06.11.12
Gemini version available ♊︎Linus Torvalds Disputes Security of UEFI
Summary: PR/spin and a game of words is all UEFI is really about
“Torvalds doesn’t think Microsoft’s spin on Windows 8 UEFI secure boot is really going to do for security,” writes Steven J. Vaughan-Nichols about the subject we last covered over the weekend (as did others). The “security” that matters here is the financial security of some shareholders who back a criminal company. Nobody really asked for this antifeature to be added to PCs; it won’t add anything of value.
In a similar vein, writes a prominent blogger, Vista 8 is also a “design disaster” with changes that nobody really asked for. Quoting the summary:
The biggest problem with Windows 8 is that it wasn’t born out of a need or demand. Its design failures, particularly with ‘Metro UI’ will likely be its downfall
These radical changes have no need other than to give people the illusion that they need to buy something new to replace the “old” (like the fashion industry is always doing). It’s like rebranding, which Microsoft applies to other parts of their business right now. Quoting my co-host from TechBytes:
Every so often when the moon is full and perspiring Ballmer is in its third phase, Microsoft takes one of it’s products and
changes its namere-brands it.
Microsoft relies on vocabulary selling rather than service or quality selling. So much for “secure” boot, too… █
mcinsand said,
June 11, 2012 at 1:43 pm
UEFI reminds me of the groups in the US that want a southern border fence or voter ID cards. All will give a kneejerk to the ignorant that something is done about security and/or fraud, but believing in either shows a lack of understanding of computer security, how shovels work, or the ease of faking documents, respectively.

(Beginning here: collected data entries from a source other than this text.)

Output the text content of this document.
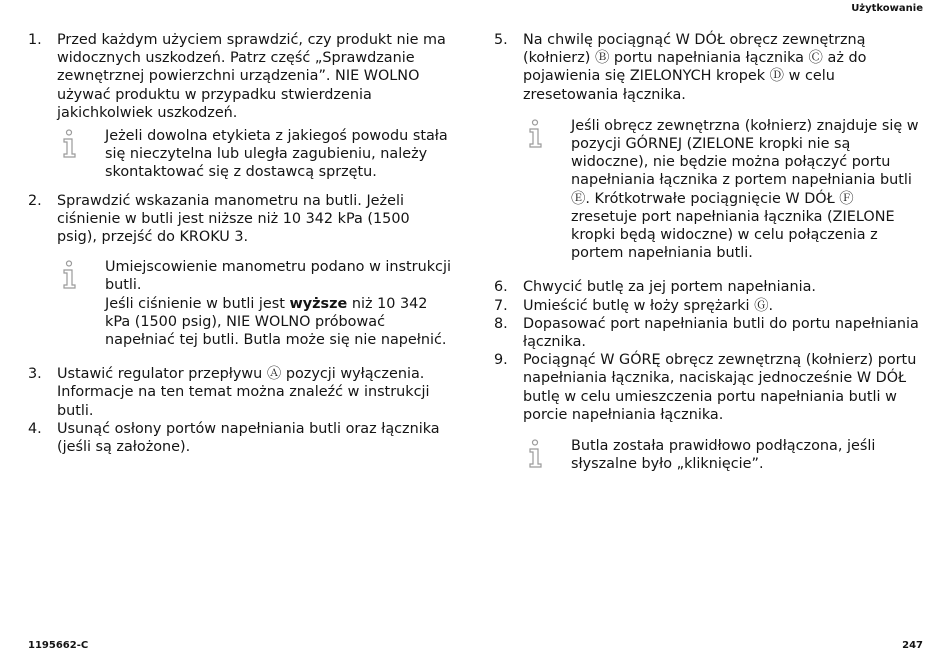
Użytkowanie
1. Przed każdym użyciem sprawdzić, czy produkt nie ma widocznych uszkodzeń. Patrz część „Sprawdzanie zewnętrznej powierzchni urządzenia”. NIE WOLNO używać produktu w przypadku stwierdzenia jakichkolwiek uszkodzeń.
Jeżeli dowolna etykieta z jakiegoś powodu stała się nieczytelna lub uległa zagubieniu, należy skontaktować się z dostawcą sprzętu.
2. Sprawdzić wskazania manometru na butli. Jeżeli ciśnienie w butli jest niższe niż 10 342 kPa (1500 psig), przejść do KROKU 3.

Umiejscowienie manometru podano w instrukcji butli.

Jeśli ciśnienie w butli jest wyższe niż 10 342 kPa (1500 psig), NIE WOLNO próbować napełniać tej butli. Butla może się nie napełnić.

3. Ustawić regulator przepływu Ⓐ pozycji wyłączenia. Informacje na ten temat można znaleźć w instrukcji butli.
4. Usunąć osłony portów napełniania butli oraz łącznika (jeśli są założone).
5. Na chwilę pociągnąć W DÓŁ obręcz zewnętrzną (kołnierz) Ⓑ portu napełniania łącznika Ⓒ aż do pojawienia się ZIELONYCH kropek Ⓓ w celu zresetowania łącznika.
Jeśli obręcz zewnętrzna (kołnierz) znajduje się w pozycji GÓRNEJ (ZIELONE kropki nie są widoczne), nie będzie można połączyć portu napełniania łącznika z portem napełniania butli Ⓔ. Krótkotrwałe pociągnięcie W DÓŁ Ⓕ zresetuje port napełniania łącznika (ZIELONE kropki będą widoczne) w celu połączenia z portem napełniania butli.
6. Chwycić butlę za jej portem napełniania.
7. Umieścić butlę w łoży sprężarki Ⓖ.
8. Dopasować port napełniania butli do portu napełniania łącznika.
9. Pociągnąć W GÓRĘ obręcz zewnętrzną (kołnierz) portu napełniania łącznika, naciskając jednocześnie W DÓŁ butlę w celu umieszczenia portu napełniania butli w porcie napełniania łącznika.
Butla została prawidłowo podłączona, jeśli słyszalne było „kliknięcie”.
1195662-C	247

I don’t think even MS believes that getting past UEFI would be a significant effort. However, if FOSS did require a hack/crack to get around it, then MS could spin that into PR to delegitimize FOSS. They have done so previously by using the confusion the public has with respect to blurring the difference between hacking and cracking, and having to use something to get past UEFI could be presented as something shady, when it’s the UEFI that’s shady.